I’m starting to like the Phoenix Capital notes Durden provides. They’re clear and concise and they say the same things I do. It’s all so obvious you wonder why it’s not more obvious.

Is Anyone Really Surprised That the System is On the Brink Again? (Phoenix Capital)

We find it truly extraordinary that anyone is surprised the financial system is under duress again. After all, what have the Central Banks accomplished in the last five years?

1) Did they clear out the bad debts that caused the 2008 collapse? NOPE

2) Did they implement structural reforms to insure another 2008 didn’t happen? NOPE

3) Did they punish fraud or corruption in any way to insure that the system was clean? NOPE

So what did they do? They cut interest rates over 500 times and funneled over $10 trillion into the financial system, over 98% of which went to the very players (key banks) who nearly blew up the world in 2008. And people are actually surprised that the system is back in trouble again? Would you be surprised if giving another shot of heroin to a drug addict who was in a coma didn’t bring him to health?

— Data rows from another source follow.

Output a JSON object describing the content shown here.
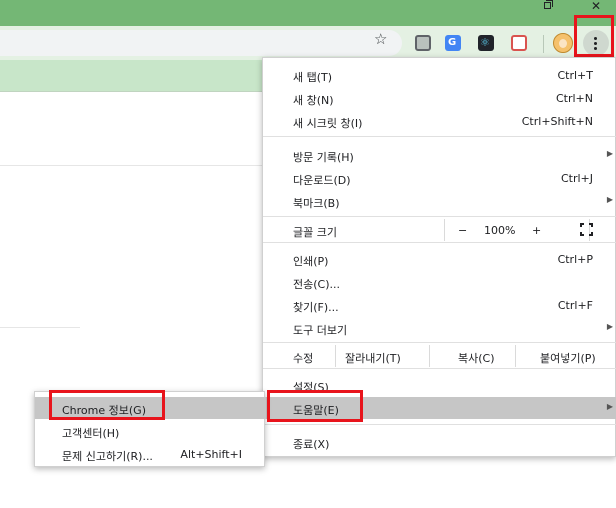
{
  "window_controls": {
    "restore_icon": "restore-icon",
    "close_glyph": "✕"
  },
  "toolbar": {
    "star_glyph": "☆",
    "extensions": [
      "ext-icon",
      "translate-icon",
      "react-devtools-icon",
      "extension-icon"
    ],
    "react_glyph": "⚛",
    "translate_glyph": "G",
    "menu_icon": "three-dots-vertical-icon"
  },
  "menu": {
    "items": [
      {
        "label": "새 탭(T)",
        "shortcut": "Ctrl+T"
      },
      {
        "label": "새 창(N)",
        "shortcut": "Ctrl+N"
      },
      {
        "label": "새 시크릿 창(I)",
        "shortcut": "Ctrl+Shift+N"
      },
      {
        "label": "방문 기록(H)",
        "shortcut": ""
      },
      {
        "label": "다운로드(D)",
        "shortcut": "Ctrl+J"
      },
      {
        "label": "북마크(B)",
        "shortcut": ""
      },
      {
        "label": "인쇄(P)",
        "shortcut": "Ctrl+P"
      },
      {
        "label": "전송(C)...",
        "shortcut": ""
      },
      {
        "label": "찾기(F)...",
        "shortcut": "Ctrl+F"
      },
      {
        "label": "도구 더보기",
        "shortcut": ""
      },
      {
        "label": "설정(S)",
        "shortcut": ""
      },
      {
        "label": "도움말(E)",
        "shortcut": ""
      },
      {
        "label": "종료(X)",
        "shortcut": ""
      }
    ],
    "zoom": {
      "label": "글꼴 크기",
      "minus": "−",
      "value": "100%",
      "plus": "+"
    },
    "edit": {
      "label": "수정",
      "cut": "잘라내기(T)",
      "copy": "복사(C)",
      "paste": "붙여넣기(P)"
    },
    "submenu_arrow": "▶"
  },
  "help_submenu": {
    "items": [
      {
        "label": "Chrome 정보(G)",
        "shortcut": ""
      },
      {
        "label": "고객센터(H)",
        "shortcut": ""
      },
      {
        "label": "문제 신고하기(R)...",
        "shortcut": "Alt+Shift+I"
      }
    ]
  },
  "colors": {
    "titlebar": "#74b775",
    "toolbar": "#e4f1e3",
    "highlight": "#e8141c",
    "menu_active": "#c6c6c6"
  }
}
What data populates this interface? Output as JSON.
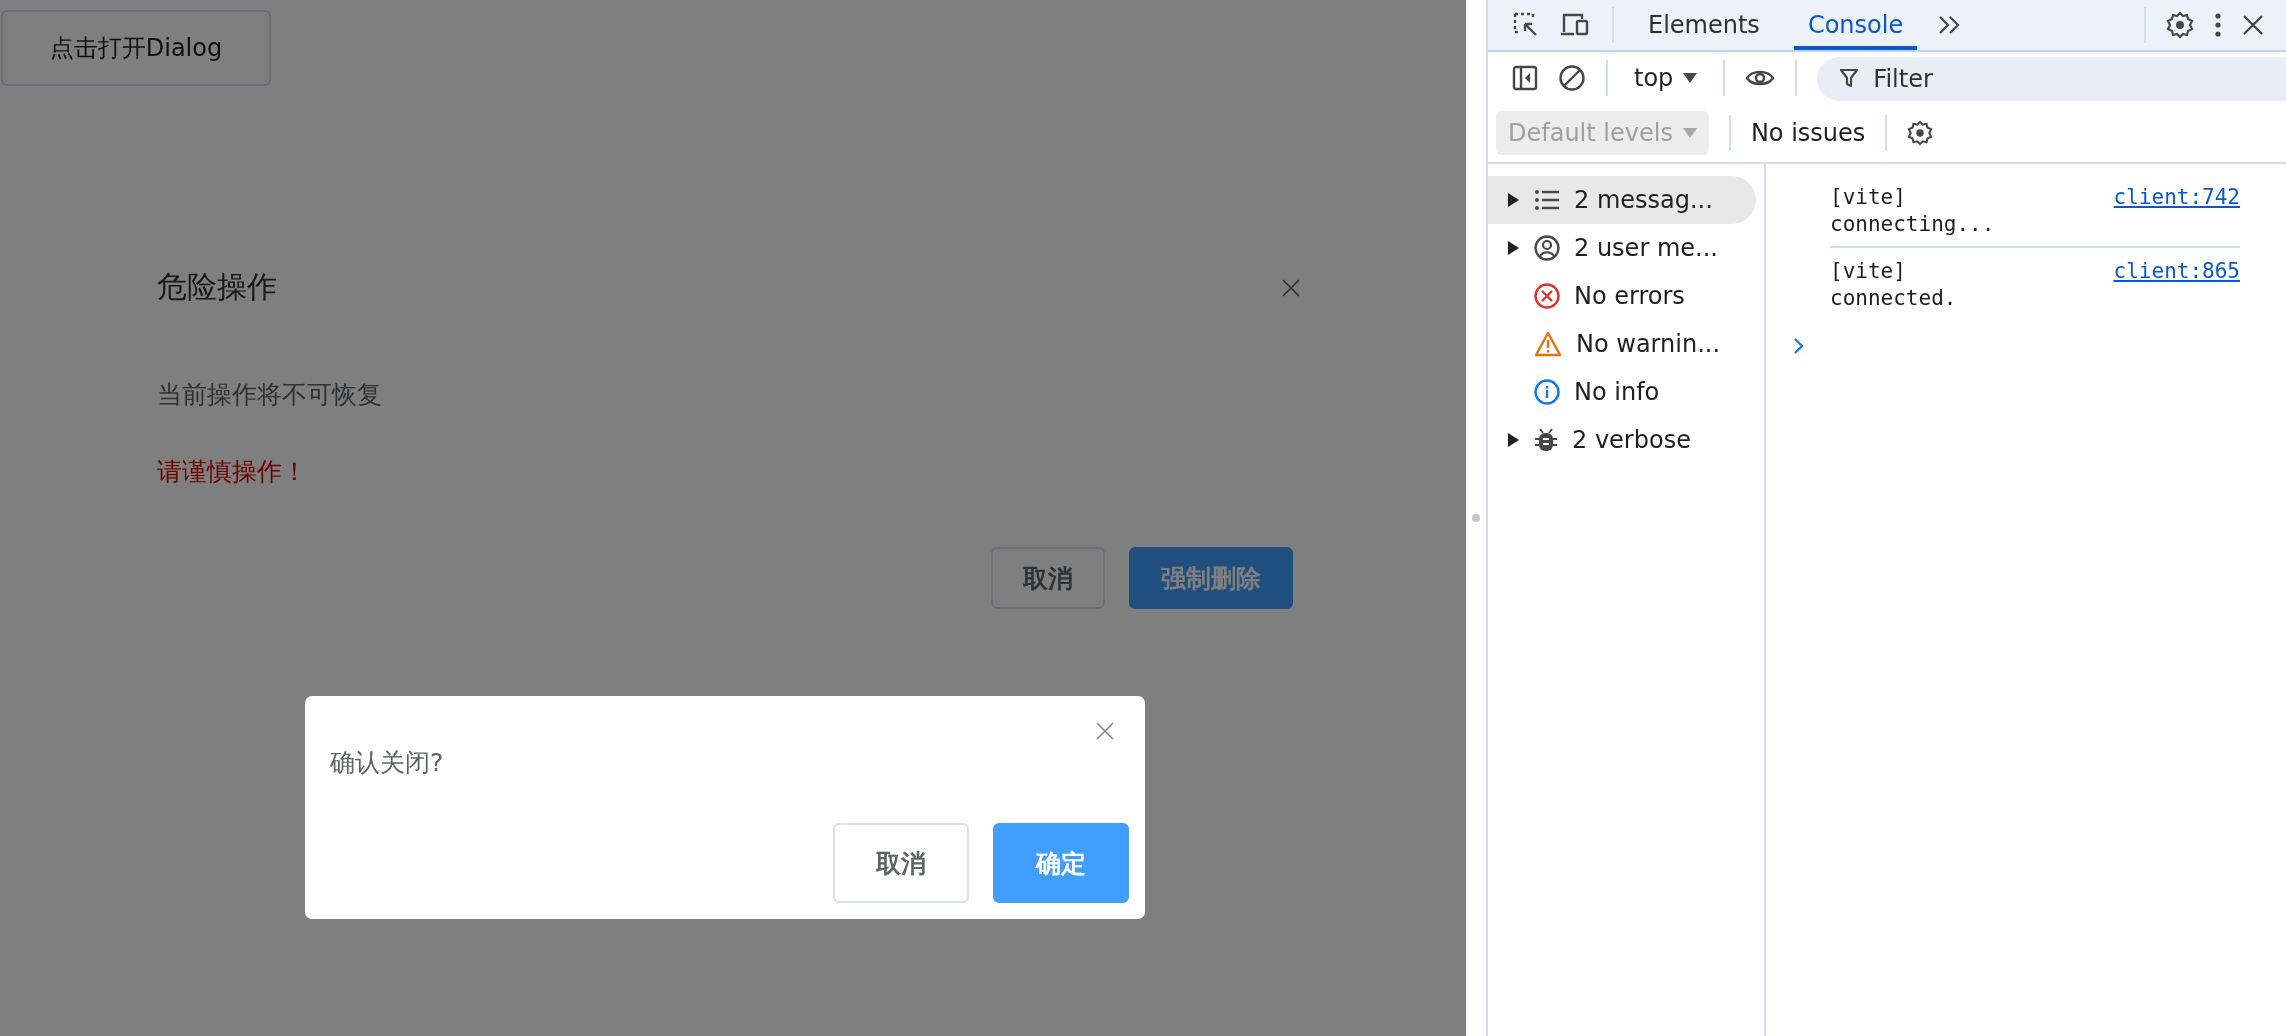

Honestly, did anyone think this would really work? I know that the connected elites loved it because the whole process allowed them to hand off their garbage investments to the public while leveraging up to acquire more assets via the Fed’s cheap money… but what about those who DON’T work for a top 20 global financial institutions? Did anyone actually believe this would work?

So here we are today, Europe’s already insolvent banks are now potentially on the hook for $3 trillion in Emerging Market investments. When your entire banking system is leveraged at 26-to-1 it really doesn’t matter who you lend to… you’re bust. But in this case, the bad emerging market investments are just the icing on the rotten cake that is Europe’s banking balance sheets.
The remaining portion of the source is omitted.